Oprah's favorite designer, Nate Berkus as featured in Elle Decor.
Sorry about the recent lack of posting. I've been distracted with the good (a new part-time job and client projects), the still-pretty good (trying to get my garden in hand and ready for the "it's not the heat, the humdity....no wait, it's both" portion of the year---which has now hit...temps close to ninety and 100% humidity), and the ugly (Damn you, BP). But now I'm back ready to share more of my vast wisdom and knowledge.....( I am joking...kind of).
Anyway, with everything that's been happening in the gulf, and the world, lately, I've been thinking more about the important aspects of home. After all, talking about trends and paint colors is fun, but creating a home has to do with more than that...it has to do with the intangibles like atmosphere and comfort and peacefulness.
I've jokingly referred to Ms. Winfrey as Our Lady Oprah, but I am actually a fan. Not so much of her show, but I do enjoy her magazine. As I desperately to rewire my brain from cynicism and negativity to optimisim, and I do try to focus on the positive, and I find that her magazine does that. One of my favorite columns is her monthly, "What I know for sure" lettter. So here's my interior design centric version:
What I know for Sure about Home Interiors:
1. People (most of them, anyway) and pets (almost all of them) are far more important than your home and the things in it. So if you find yourself delaying or avoiding entertaining friends and family because of the potential mess or damage, get over yourself. There is nothing sadder to me than a perfect home or room that is never used. I'd never trade the joy of snuggling with Cleopatra (cutest, sweetest doggy ever) on the sofa for a pristinely white slipcover. So it's no longer perfect---i'd rather have the memories of hanging out with Cleo. If your family is forced to curtail all their activities to one "safe"zone or drop in guests flee in moments after a quick look around fails to yeild a comfortable perch, perhaps it's time to do a little tweaking. Even if you like formal, or have expensive furniture, the key to being able to relax around it is to make it usable--co-ordinating throws and slip covers can protect delicate or expensive upolstery. Make sure that coasters are handy--I like to put them on every cocktail or side table. Fresh, simply arranged flowers and houseplants, candid family photos, and books (real ones that have been read---not those horrible, bourgeouis fake ones tied with twine--i hate that----"Oh look, I'm so cultured....I have French books, even though I can't read french and have no idea what the subject of the book is, but I couldn't read them anyway because they're tied together with string..."
2.Use it, cause you may lose it. Hurricane Katrina taught me many things, but one really important lesson I learned is that shit happens, so you might as well use the good china while you can. I'm mean, sure if you use it (and I say that displaying it beautifully in a china cabinet counts as "using" it), it can get broken or damaged, but that's life. We never no how long we have to enjoy things---houses flood, burn, get broken into, etc. Use and enjoy everything you own like it's your last chance...it may be.

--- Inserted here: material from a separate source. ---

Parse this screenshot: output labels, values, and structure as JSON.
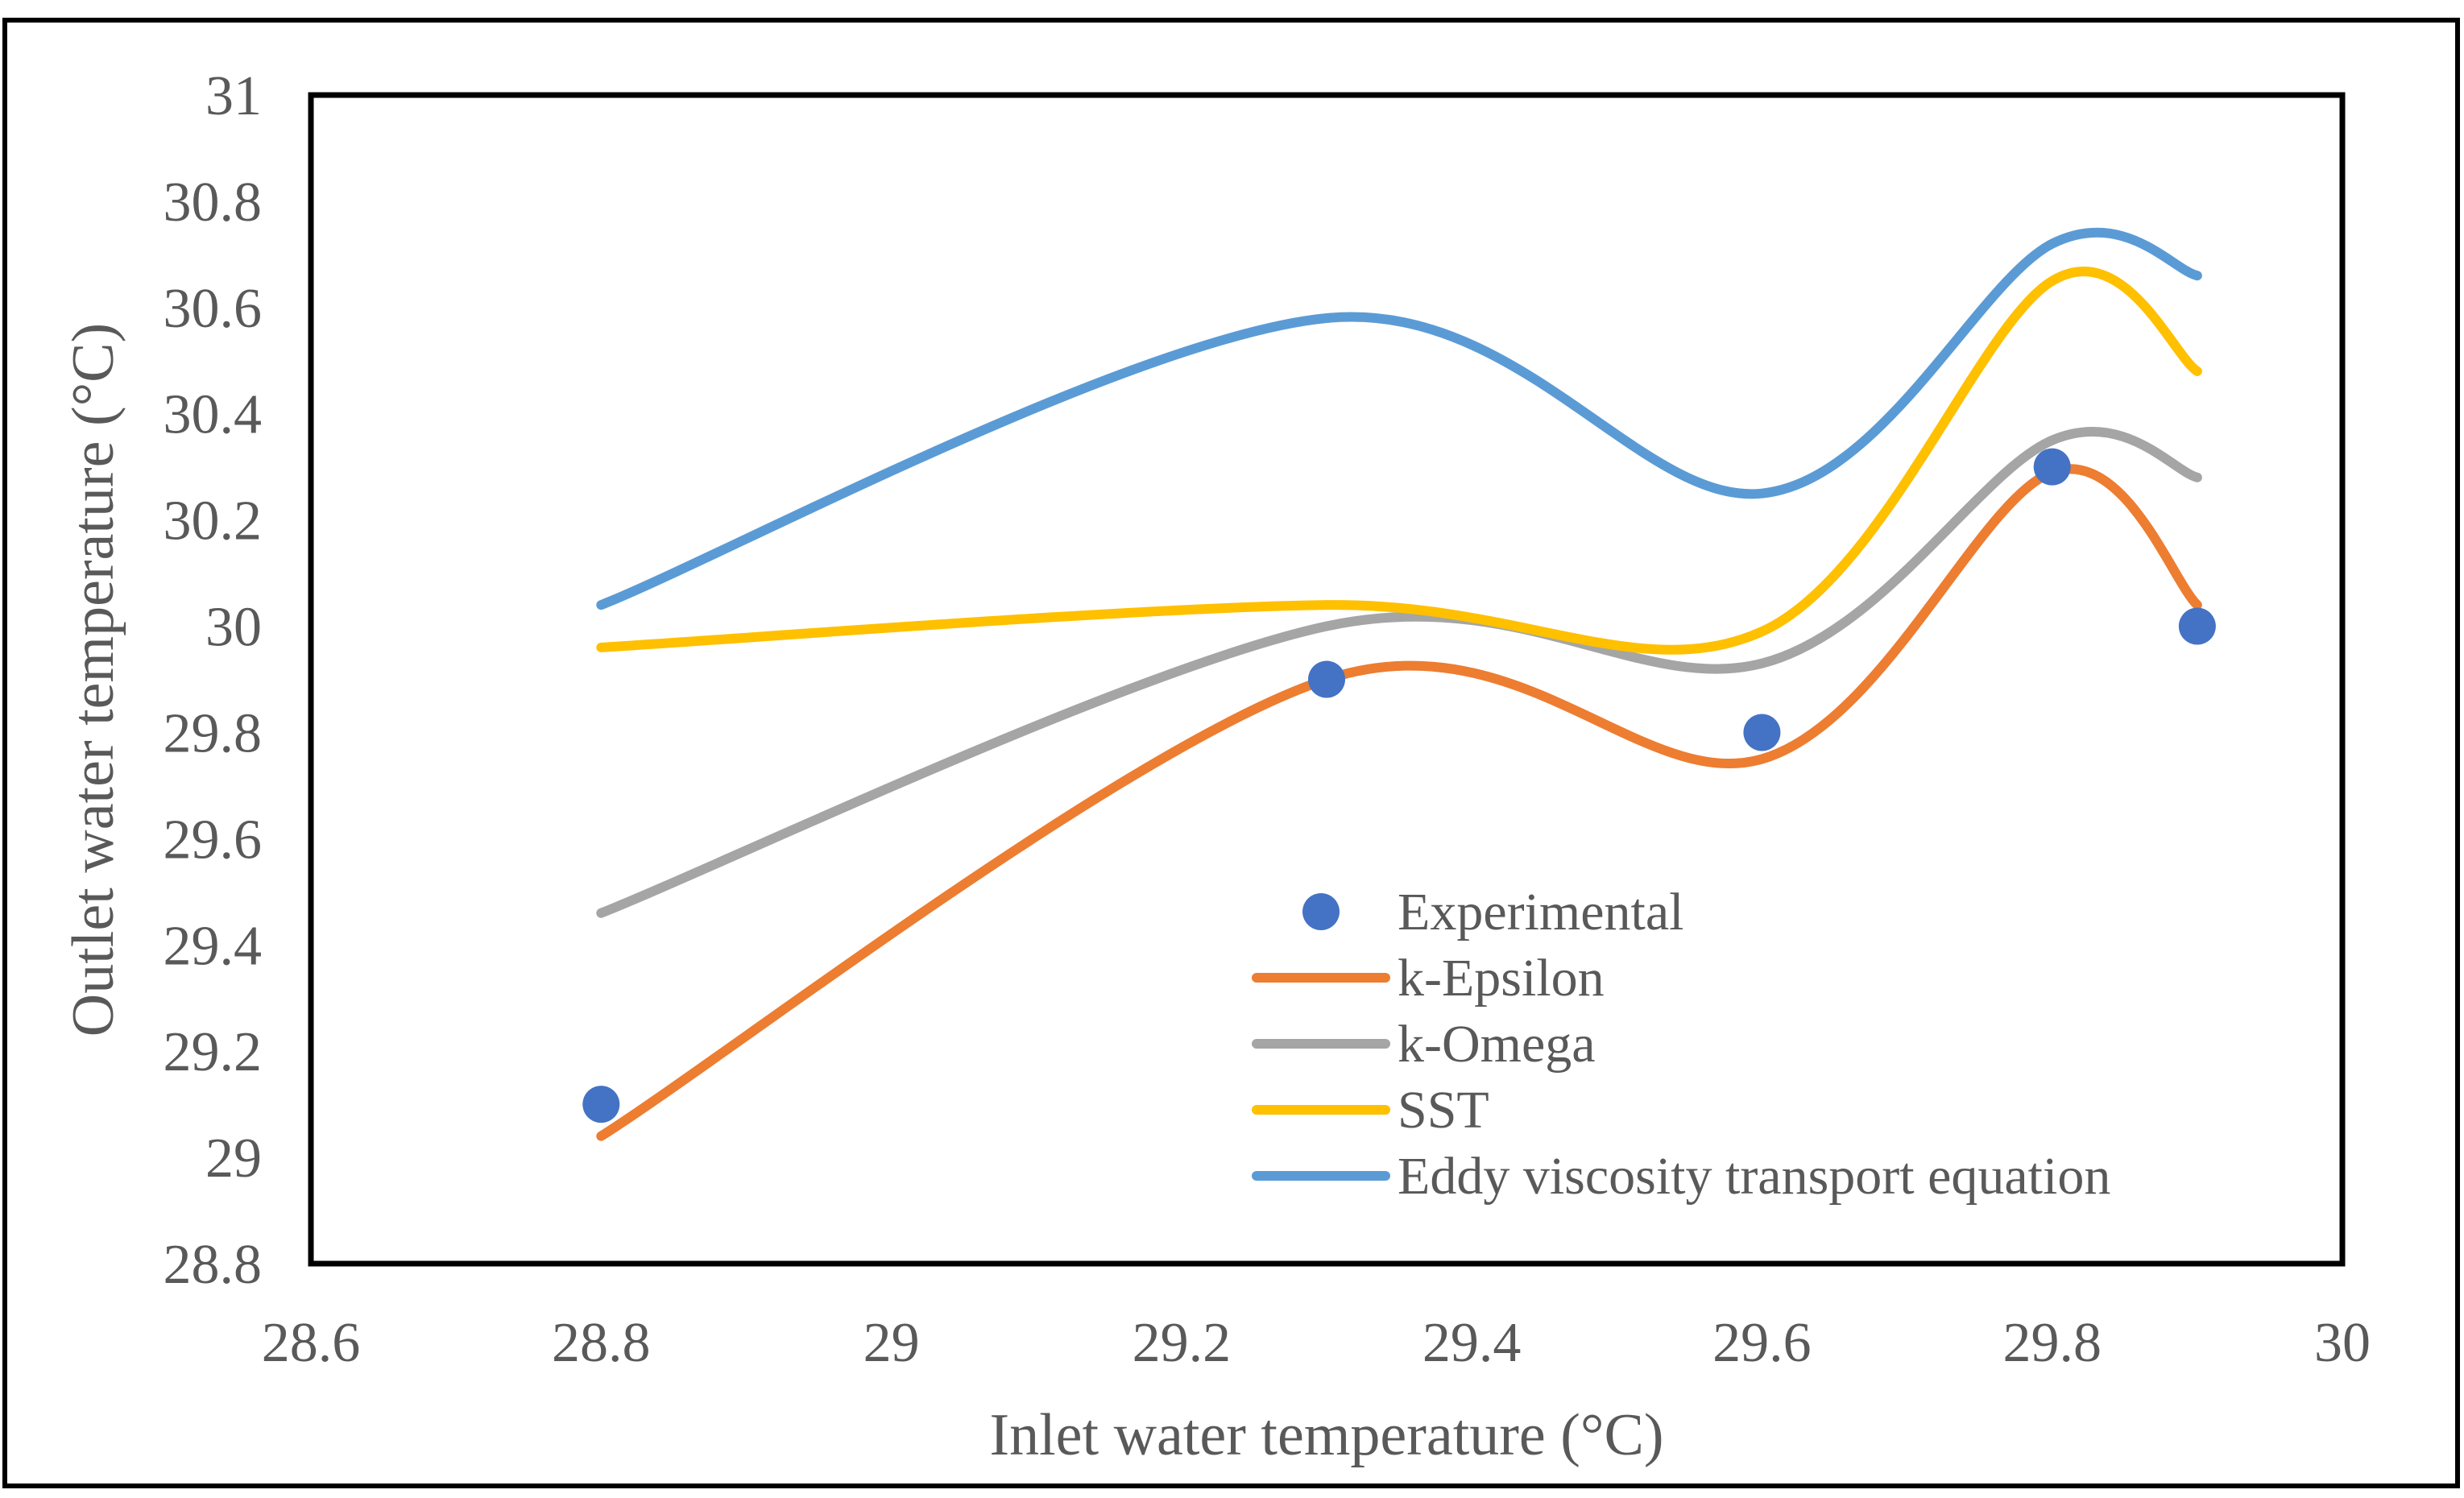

3. Let love lead you. Go with what instinctively touches you. My experience has been that if you fall for something, say a fabric, in a particular colourway that justs makes your heart sing....if you decided to change to a "safer" version for practical reasons, you'll always regret it. It's better to move on to something completely different.
4. Pick your paint last. One of the most common design problems I have with clients is trying to retroactively co-ordinate items with an existing paint color. Especially in new construction, builders push clients to pick their paint colors fairly early, and lots of them decided on a palette before picking finishes, and usually before picking fabrics and rugs. The problem is that if you have a fabric featuring robin's egg blue, you can easily find a paint to work with it, or custom match it. However, if you paint first, it's going to be a lot more difficult to find a fabric (especially the more parameters that you place-i.e. price, durability, type of print) that perfectly co-ordinates. The reasons--once you consider custom paint, there is an unlimited number of variations of every color. Their is a much more limited number of available rugs and fabrics--even more limited when you started looking for cheaper options. Again, pick finishes and fabrics first, then paint.
5. You need to get rid of your crap, not organize it. I spend a lot of time and money helping clients and myself organize their things. Honestly, 80% of the things I organize are used so rarely or never that you'd be better off removing them. Give them to relatives, charity, the dump--whatever, just get rid of it.
6. Clean your damn house. You want your house to automatically look better and more polished---clean it. And I mean really clean it---purge unnecessary paper, polish your furniture, donate unwanted items, line and organize your kitchen shelves, wash windows, dry clean or wash curtains, polish hardware, vaccum. Your house will thank you.
7. The 5 things that make a house a home: original art, candid photos, books, fresh flowers and houseplants, and something old.